China’s population problem is overrated


For the first time in 61 years, there are fewer Chinese. The US sees the weakening of its big competitor in it, while Beijing demands more babies. And the Chinese themselves? They see in a ‘birth strike ‘ their last chance of resistance.

China’s population of 1.4 billion has shrunk slightly this year, for the first time in 61 years. That “contraction” was no surprise to anyone. Demographers have been predicting a structural decline for some time, after a population peak that would fall before 2034. Now 2023 already seems to herald the beginning of the downward trend. Shrinkage scenarios assume that “only” 1.24 billion Chinese will remain by 2100, possibly even 1 billion or 900 million.

Actually, China is following the trend in all developed countries: aging, low birth rates, fewer people. The sharp kink in births that China is experiencing is even more extreme in Hong Kong, Singapore or South Korea. And the European population will still make up 3.8 percent of the world’s population by 2100, compared to 5.9 percent now.

The fact that China is still being talked about in terms of ‘unseen crisis’ or ‘demographic bomb’ has two reasons. First, the decline in China is up to four times faster than in Western Europe, and the ratio between pensioners and working people there will be even more skewed (although Japan has an even worse ratio). A second reason is the enormous geopolitical significance attached to these figures. In the ongoing competition between China and the US, population size is seen as an asset.

Ever since the US plunged into a financial crisis in 2008, observers in Washington have been debating when China will overtake the US as a superpower. The fear of that approaching moment led the US to stage its trade and technology war with Beijing. In Washington, the argument lives that China will ” grow old before it gets rich.” Many more elderly people and a smaller share of the world’s population are taking the wind out of China’s sails, according to the train of thought of experts such as Gordon Chang or Evan Medeiros , former security adviser to Barack Obama.
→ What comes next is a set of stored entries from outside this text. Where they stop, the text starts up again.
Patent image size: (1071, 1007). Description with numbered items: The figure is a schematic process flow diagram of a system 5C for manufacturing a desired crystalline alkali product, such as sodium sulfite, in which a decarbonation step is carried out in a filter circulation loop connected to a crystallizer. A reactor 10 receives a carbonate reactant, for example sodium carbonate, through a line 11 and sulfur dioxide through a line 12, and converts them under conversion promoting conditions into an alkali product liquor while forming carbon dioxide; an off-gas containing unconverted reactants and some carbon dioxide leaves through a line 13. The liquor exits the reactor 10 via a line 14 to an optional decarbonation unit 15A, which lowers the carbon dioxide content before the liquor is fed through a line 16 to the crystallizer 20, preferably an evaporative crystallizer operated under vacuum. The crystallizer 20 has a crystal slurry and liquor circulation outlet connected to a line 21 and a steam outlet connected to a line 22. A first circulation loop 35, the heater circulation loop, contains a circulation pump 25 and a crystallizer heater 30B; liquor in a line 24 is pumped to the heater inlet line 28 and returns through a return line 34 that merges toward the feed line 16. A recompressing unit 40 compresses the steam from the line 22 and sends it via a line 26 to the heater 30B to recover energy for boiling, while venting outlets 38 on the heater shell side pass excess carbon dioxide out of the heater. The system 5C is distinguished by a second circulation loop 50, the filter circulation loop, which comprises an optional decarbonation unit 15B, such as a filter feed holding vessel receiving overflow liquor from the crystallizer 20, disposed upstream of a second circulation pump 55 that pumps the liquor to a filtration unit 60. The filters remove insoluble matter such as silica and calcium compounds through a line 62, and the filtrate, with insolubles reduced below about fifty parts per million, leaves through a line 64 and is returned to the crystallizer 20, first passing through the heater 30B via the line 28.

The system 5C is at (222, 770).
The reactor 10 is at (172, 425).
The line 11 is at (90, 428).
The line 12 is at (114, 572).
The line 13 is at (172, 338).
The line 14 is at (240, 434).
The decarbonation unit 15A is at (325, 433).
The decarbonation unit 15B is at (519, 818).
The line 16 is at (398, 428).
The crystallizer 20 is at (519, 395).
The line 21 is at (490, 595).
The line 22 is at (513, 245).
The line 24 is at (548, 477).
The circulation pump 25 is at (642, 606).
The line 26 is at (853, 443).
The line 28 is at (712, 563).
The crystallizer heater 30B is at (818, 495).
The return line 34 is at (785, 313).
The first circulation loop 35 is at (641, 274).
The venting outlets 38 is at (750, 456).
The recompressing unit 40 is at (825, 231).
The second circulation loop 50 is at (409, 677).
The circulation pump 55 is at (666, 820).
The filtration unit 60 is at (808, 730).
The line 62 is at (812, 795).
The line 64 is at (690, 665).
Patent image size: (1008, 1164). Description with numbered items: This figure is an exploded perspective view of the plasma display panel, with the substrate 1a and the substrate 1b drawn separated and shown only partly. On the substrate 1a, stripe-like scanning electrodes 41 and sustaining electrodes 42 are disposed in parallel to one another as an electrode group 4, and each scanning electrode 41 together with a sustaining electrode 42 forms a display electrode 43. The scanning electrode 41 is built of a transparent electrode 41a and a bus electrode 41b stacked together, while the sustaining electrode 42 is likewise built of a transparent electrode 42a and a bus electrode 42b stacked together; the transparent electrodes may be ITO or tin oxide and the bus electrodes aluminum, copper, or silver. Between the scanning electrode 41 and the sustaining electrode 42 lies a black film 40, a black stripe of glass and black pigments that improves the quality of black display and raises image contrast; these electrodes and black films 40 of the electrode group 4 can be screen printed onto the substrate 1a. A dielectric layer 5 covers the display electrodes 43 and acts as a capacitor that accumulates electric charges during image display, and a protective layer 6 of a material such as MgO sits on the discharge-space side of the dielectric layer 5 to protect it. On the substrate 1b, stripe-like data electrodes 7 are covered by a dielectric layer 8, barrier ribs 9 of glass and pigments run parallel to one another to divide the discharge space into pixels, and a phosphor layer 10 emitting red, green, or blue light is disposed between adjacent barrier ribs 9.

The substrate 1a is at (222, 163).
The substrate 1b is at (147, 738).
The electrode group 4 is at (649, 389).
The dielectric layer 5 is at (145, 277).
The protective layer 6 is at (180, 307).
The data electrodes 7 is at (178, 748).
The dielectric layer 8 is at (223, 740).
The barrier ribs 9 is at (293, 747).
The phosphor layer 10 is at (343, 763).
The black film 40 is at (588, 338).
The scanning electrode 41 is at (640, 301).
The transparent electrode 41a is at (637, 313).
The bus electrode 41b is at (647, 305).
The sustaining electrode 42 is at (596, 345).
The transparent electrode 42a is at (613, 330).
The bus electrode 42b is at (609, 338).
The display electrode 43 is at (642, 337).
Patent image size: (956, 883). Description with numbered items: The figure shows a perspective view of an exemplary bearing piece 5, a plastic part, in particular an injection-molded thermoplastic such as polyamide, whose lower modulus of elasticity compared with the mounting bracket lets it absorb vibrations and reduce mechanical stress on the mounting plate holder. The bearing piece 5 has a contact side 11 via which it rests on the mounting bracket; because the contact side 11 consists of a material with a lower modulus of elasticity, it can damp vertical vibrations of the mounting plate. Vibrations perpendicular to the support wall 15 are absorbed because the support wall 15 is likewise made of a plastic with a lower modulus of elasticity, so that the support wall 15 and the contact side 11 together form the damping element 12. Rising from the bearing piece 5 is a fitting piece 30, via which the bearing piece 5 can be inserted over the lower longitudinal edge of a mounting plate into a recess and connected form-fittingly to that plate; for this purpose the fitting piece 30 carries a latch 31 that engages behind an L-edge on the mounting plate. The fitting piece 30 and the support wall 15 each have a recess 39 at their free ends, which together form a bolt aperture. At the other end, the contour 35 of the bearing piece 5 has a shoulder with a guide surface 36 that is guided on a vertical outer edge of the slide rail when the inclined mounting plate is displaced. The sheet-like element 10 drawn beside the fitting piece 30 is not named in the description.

The thesis is accepted as fact in many Western media: for example, Time speaks of an “irreversible decline” and The Washington Post about a “demographic alarm phase”. But that China has been counted out because its population is shrinking from now on is partly wishful thinking. First, the status of superpower goes hand in hand with many factors, such as rising productivity, innovation, and policy choices. China is irreplaceable in the global economy not only because it has many people, but also because it makes crucial products on a scale that few countries can emulate, because it is an important single market with a performance-oriented administration and well-educated population, and because it controls many raw materials.

And those who have “demographic” potential must also live up to it, something that “heir to the throne” India, according to Indian critics, fails to do. “The population decline in China will be offset for some time by continued migration from the countryside to cities,” writes economist Chen Zhao. A larger urban population still provides benefits, because it enables innovation and product development on a large scale.

“China’s demographic problem is overrated,” says sociologist Baozhen Luo. At most, an easy growth phase in the economy comes to an end, in which quick profits were made because there were many workers who worked for low wages. The era of low-wage Chinese is definitely over now that Chinese labor is worth more.
Surplus of men

Nevertheless, the regime is very worried because it has to cut knots. China is the only country that does not allow migration. It is not prepared for integration of newcomers and must weigh whether it keeps the door closed.

Nor does China have a finished pension system: it must build that from scratch, which costs money – money that cannot go to military expansion or industrial subsidies. Will China remain the same country if it has to bear the tax burden of health care and Pensions? How do people react to the inevitable increase in the (still) low retirement age?

In order to avoid too severe a shock, President Xi Jinping therefore wants women to have more children. Abortion and divorce are complicated, and city services are pressuring women with calls to inquire about the ” next pregnancy.” That policy is doomed to failure, because women see too many structural obstacles to giving birth to many children.

In a poll of 20,000 Chinese women of childbearing age, two-thirds recently said they did not want children. The cost of childcare and education is disproportionately high. The labor market is hostile to mothers, while highly educated urban women do not want to disappear to the professional back plan. Women have no legal claim to the marital property, which makes them much more vulnerable if they earn less. Many families expect that the daughter-in-law in infancy submits to son-in-law and also takes on all the care of the elderly. Having children outside of marriage is not socially accepted and not legally interesting either.

That is why the urban middle class and feminists have long opposed marriage and having children. Activists call the widespread childlessness a “birth strike”, because they believe that Chinese society is too little hospitable to new life. The working hours are too long, the service life too extreme and the regime too suffocating. ‘We are the last generation’ is a common slogan of young people who see so few opportunities for resistance or change that they prefer to let themselves be extinguished.

How Xi can reverse those feelings of frustration is a big question mark. Half of all Chinese under the age of thirty are single, Learn the national figures, and of all women 39 percent are. For men, this percentage is even higher, because the long one-child policy has led to a surplus of men who do not find a partner.